Georgian parliament speaker steps down amid mass protests


01:37, June 22, 2019


Georgian Parliament Speaker Irakli Kobakhidze. (File photo: IC)

Georgian Parliament Speaker Irakli Kobakhidze resigned on Friday amid mass protests in the capital of Tbilisi, Secretary General of the ruling Georgia Dream party Kakha Kaladze said.

The decision of Kobakhidze to resign was another demonstration of the high standard of responsibility established by the Georgian Dream party, Kaladze told a news briefing broadcast by the Georgian First TV Channel.

The clashes between protesters and law enforcement officers began on Thursday during an ongoing rally at the Rustaveli Avenue in downtown Tbilisi in front of the parliament.

At least 240 people, including 80 policemen, were injured during the clashes, Georgia's Deputy Health Minister Zaza Bokhua told the First TV Channel.

"Two patients are undergoing surgeries. One patient's condition is grave. Currently, 102 people remain in different hospitals," Bokhua said.

A total of 305 participants in the rally were detained for various offenses, Deputy Interior Minister Vladimir Bortsvadze said.

The riots began after a delegation of the Russian State Duma, the lower house of parliament, took part in the 26th session of the Inter-parliamentary Assembly on Orthodoxy (IAO) in Tbilisi on Thursday.
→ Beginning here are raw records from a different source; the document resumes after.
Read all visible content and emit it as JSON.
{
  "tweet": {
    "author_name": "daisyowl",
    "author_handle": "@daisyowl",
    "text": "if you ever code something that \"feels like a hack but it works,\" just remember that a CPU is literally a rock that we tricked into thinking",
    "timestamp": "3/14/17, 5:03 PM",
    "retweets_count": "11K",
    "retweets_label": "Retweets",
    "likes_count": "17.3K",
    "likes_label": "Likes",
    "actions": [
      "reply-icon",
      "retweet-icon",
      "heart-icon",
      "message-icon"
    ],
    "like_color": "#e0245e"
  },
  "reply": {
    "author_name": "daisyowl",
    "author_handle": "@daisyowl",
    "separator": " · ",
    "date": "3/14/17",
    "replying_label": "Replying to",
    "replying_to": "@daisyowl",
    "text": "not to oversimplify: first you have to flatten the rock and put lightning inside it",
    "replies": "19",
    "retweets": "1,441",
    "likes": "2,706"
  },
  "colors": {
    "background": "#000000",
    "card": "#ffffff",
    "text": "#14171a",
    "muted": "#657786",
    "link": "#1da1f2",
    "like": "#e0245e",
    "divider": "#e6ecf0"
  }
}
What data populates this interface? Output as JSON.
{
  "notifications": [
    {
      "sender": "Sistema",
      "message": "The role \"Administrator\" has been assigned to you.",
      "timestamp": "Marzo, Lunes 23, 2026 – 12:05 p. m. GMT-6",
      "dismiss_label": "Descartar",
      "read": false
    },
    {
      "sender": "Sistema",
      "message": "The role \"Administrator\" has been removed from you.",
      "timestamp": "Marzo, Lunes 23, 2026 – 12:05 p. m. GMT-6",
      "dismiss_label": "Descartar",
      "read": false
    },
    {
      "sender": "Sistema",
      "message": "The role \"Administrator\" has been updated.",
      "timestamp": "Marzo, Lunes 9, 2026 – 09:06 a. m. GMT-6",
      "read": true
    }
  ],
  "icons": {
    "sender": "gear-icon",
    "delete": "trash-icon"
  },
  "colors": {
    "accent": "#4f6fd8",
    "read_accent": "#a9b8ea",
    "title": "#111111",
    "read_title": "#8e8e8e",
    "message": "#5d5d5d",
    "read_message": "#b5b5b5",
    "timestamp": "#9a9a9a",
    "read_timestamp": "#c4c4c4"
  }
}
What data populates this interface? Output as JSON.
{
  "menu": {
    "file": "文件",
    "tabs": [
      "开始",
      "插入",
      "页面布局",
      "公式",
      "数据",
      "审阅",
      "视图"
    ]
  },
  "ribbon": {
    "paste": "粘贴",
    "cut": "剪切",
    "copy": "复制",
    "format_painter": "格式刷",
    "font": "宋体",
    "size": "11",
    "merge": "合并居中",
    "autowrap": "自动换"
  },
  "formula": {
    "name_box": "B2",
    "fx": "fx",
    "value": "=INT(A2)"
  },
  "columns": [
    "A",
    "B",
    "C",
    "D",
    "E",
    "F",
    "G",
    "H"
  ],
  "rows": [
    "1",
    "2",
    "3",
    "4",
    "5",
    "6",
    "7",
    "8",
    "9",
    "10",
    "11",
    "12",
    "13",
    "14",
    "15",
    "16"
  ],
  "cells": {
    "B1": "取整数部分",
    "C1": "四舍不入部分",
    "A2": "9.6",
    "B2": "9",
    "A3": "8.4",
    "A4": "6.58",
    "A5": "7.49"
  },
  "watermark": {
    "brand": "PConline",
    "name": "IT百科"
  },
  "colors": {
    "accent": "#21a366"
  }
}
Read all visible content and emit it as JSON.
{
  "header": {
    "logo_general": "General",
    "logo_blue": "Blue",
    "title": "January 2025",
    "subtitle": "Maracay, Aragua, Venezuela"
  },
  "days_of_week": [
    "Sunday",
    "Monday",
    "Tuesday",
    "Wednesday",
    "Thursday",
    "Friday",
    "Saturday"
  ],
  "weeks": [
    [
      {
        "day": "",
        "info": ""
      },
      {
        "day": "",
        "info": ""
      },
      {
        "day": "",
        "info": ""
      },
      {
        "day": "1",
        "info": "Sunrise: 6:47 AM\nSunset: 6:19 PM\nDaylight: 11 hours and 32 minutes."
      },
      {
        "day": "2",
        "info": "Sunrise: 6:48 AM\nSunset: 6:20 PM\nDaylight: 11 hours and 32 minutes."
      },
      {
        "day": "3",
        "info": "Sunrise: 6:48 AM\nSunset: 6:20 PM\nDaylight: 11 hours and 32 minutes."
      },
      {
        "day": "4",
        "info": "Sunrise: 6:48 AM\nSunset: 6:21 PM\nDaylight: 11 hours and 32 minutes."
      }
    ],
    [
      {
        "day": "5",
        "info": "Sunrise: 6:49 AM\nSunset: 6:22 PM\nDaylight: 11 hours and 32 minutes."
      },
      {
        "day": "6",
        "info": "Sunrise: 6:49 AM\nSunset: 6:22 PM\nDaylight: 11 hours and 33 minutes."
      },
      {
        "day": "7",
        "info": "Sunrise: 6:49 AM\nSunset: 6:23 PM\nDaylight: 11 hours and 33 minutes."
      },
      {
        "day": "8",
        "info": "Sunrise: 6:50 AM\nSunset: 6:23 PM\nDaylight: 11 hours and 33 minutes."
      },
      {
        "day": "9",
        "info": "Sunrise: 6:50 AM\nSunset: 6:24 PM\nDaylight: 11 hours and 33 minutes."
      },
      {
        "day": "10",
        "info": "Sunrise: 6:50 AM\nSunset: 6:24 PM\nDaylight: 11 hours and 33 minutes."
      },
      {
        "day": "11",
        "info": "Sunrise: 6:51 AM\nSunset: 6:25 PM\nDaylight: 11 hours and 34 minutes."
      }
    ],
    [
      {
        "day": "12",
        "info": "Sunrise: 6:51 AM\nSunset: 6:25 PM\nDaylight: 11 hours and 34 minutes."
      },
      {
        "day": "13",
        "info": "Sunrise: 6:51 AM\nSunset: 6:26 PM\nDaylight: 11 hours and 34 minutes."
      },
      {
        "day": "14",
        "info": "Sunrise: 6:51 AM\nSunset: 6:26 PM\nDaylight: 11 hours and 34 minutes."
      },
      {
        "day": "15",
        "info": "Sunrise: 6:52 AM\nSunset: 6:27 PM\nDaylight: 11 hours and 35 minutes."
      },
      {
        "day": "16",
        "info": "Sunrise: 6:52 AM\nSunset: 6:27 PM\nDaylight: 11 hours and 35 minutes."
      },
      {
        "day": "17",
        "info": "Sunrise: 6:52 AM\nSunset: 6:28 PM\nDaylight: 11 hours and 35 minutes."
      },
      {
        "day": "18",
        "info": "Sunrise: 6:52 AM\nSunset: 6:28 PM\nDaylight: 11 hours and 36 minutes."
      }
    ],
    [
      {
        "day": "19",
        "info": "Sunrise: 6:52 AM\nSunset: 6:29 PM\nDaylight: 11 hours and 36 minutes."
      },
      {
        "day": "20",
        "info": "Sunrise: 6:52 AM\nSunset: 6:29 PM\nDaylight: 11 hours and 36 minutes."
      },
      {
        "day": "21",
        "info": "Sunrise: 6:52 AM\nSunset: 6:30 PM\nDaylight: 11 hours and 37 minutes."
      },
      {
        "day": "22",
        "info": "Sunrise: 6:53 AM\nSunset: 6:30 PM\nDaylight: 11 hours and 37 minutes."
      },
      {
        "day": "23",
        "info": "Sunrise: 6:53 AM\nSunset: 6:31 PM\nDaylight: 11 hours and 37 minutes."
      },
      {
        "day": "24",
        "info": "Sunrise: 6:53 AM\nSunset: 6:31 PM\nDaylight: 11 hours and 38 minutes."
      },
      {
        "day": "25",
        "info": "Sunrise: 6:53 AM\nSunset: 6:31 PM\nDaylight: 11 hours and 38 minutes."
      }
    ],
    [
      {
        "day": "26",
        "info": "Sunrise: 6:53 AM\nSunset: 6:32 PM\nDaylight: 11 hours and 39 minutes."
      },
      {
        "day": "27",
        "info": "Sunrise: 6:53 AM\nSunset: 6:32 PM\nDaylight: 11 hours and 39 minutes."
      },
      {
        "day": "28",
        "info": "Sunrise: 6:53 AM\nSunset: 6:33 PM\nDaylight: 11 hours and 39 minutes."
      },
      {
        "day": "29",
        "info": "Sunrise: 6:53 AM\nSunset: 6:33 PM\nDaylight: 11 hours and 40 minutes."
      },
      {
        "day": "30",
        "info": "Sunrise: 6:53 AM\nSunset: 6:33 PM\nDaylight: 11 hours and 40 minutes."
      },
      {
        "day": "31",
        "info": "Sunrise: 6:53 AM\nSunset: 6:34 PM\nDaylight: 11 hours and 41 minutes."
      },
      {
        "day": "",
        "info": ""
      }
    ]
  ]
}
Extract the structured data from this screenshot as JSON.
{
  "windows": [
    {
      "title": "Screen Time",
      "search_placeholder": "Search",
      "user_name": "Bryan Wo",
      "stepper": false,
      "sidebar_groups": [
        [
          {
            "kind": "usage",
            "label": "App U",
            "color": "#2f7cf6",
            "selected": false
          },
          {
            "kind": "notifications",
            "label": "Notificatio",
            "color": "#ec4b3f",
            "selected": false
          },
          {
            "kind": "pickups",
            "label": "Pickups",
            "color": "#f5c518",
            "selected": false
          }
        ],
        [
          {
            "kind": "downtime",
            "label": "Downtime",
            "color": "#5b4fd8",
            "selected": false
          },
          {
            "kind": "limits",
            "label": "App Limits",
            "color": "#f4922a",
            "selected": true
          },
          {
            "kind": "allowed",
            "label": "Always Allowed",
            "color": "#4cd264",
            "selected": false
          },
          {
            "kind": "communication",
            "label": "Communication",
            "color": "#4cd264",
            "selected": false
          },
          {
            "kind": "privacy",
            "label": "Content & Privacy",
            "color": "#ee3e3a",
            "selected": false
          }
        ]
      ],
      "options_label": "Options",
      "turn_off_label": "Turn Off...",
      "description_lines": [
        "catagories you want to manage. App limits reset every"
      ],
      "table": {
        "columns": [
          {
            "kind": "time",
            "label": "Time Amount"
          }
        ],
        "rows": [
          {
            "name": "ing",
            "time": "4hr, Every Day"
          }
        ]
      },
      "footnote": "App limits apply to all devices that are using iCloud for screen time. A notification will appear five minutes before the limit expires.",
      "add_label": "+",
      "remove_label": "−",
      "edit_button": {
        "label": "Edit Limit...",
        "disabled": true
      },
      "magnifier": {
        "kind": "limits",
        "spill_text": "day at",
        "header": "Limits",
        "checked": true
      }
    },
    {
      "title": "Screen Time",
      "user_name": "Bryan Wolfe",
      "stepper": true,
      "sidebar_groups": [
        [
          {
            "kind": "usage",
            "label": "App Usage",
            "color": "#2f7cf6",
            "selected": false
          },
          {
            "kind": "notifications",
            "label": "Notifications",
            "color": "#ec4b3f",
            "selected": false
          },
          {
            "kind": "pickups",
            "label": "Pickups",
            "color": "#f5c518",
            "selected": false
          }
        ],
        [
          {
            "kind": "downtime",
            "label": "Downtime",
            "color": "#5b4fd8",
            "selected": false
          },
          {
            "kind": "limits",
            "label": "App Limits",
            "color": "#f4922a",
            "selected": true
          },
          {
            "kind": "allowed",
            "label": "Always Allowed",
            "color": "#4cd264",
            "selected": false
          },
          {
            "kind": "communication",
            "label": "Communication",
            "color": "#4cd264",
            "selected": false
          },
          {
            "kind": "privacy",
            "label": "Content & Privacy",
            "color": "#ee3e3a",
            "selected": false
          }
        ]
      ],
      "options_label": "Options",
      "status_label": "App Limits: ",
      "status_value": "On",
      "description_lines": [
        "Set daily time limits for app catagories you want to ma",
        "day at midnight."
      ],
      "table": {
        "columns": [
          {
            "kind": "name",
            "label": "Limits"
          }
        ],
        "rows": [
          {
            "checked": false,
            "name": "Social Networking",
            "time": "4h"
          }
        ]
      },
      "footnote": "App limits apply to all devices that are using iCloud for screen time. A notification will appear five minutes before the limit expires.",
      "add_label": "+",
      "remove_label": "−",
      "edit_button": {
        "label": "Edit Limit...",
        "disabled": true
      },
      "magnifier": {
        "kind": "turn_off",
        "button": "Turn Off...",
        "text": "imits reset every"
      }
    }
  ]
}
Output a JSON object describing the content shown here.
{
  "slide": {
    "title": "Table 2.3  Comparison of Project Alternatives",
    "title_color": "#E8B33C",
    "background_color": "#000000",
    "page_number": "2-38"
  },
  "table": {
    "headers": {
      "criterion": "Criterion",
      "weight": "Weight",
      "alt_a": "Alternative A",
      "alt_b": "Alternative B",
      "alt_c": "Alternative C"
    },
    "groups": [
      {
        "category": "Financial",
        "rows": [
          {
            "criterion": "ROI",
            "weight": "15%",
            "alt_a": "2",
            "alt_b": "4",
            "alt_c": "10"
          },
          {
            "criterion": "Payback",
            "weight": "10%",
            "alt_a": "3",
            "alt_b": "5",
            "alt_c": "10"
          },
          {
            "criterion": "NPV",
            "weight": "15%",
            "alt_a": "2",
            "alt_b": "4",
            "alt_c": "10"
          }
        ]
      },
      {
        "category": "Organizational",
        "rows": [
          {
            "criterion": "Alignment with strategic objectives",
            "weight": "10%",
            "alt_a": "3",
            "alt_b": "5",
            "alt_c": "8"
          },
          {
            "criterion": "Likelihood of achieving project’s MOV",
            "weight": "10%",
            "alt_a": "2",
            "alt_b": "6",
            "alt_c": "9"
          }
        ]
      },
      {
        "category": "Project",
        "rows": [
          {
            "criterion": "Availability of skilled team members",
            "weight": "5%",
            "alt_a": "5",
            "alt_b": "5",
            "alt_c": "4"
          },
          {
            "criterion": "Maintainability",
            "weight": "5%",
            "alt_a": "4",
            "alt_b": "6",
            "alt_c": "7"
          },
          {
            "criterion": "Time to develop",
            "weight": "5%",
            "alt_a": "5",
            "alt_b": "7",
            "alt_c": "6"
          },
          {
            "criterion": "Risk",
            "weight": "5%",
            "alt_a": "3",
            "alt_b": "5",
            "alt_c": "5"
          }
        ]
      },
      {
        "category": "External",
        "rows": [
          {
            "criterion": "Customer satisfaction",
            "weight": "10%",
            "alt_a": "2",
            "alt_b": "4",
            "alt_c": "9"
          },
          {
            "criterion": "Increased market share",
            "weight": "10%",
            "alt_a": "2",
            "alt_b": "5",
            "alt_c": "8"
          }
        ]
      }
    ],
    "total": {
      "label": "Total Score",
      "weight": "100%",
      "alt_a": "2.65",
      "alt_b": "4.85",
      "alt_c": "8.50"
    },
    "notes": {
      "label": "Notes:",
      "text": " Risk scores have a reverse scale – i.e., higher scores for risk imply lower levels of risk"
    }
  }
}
Sergei Gavrilov, a State Duma deputy, opened the session in the Georgian parliament building and addressed the participants from the parliament speaker's seat.

Outraged opposition lawmakers interrupted the IAO session, and thousands of protesters gathered in front of the parliament, demanding the resignation of Kobakhidze, together with the interior minister and the head of the State Security Service.

Police fired tear gas, rubber bullets and water cannons to disperse the demonstrators, who attempted to break into the parliament building, while the Russian delegation was evacuated and flew back home.

"The assault on the parliament and police was led by destructive political forces once again taking advantage of our fellow citizens' honest emotions," Georgian Prime Minister Mamuka Bakhtadze said in a statement on Friday.

Bakhtadze urged the public to maintain peace, vowing that the Georgian authorities will protect the safety of every citizen and ensure public order.

Kremlin spokesman Dmitry Peskov told a briefing on Friday that the events in Tbilisi were "a Russophobic provocation" and Russia was concerned about and condemned them.

Russia-Georgia relations have been tense for years over Abkhazia and South Ossetia as well as a brief armed conflict in August 2008.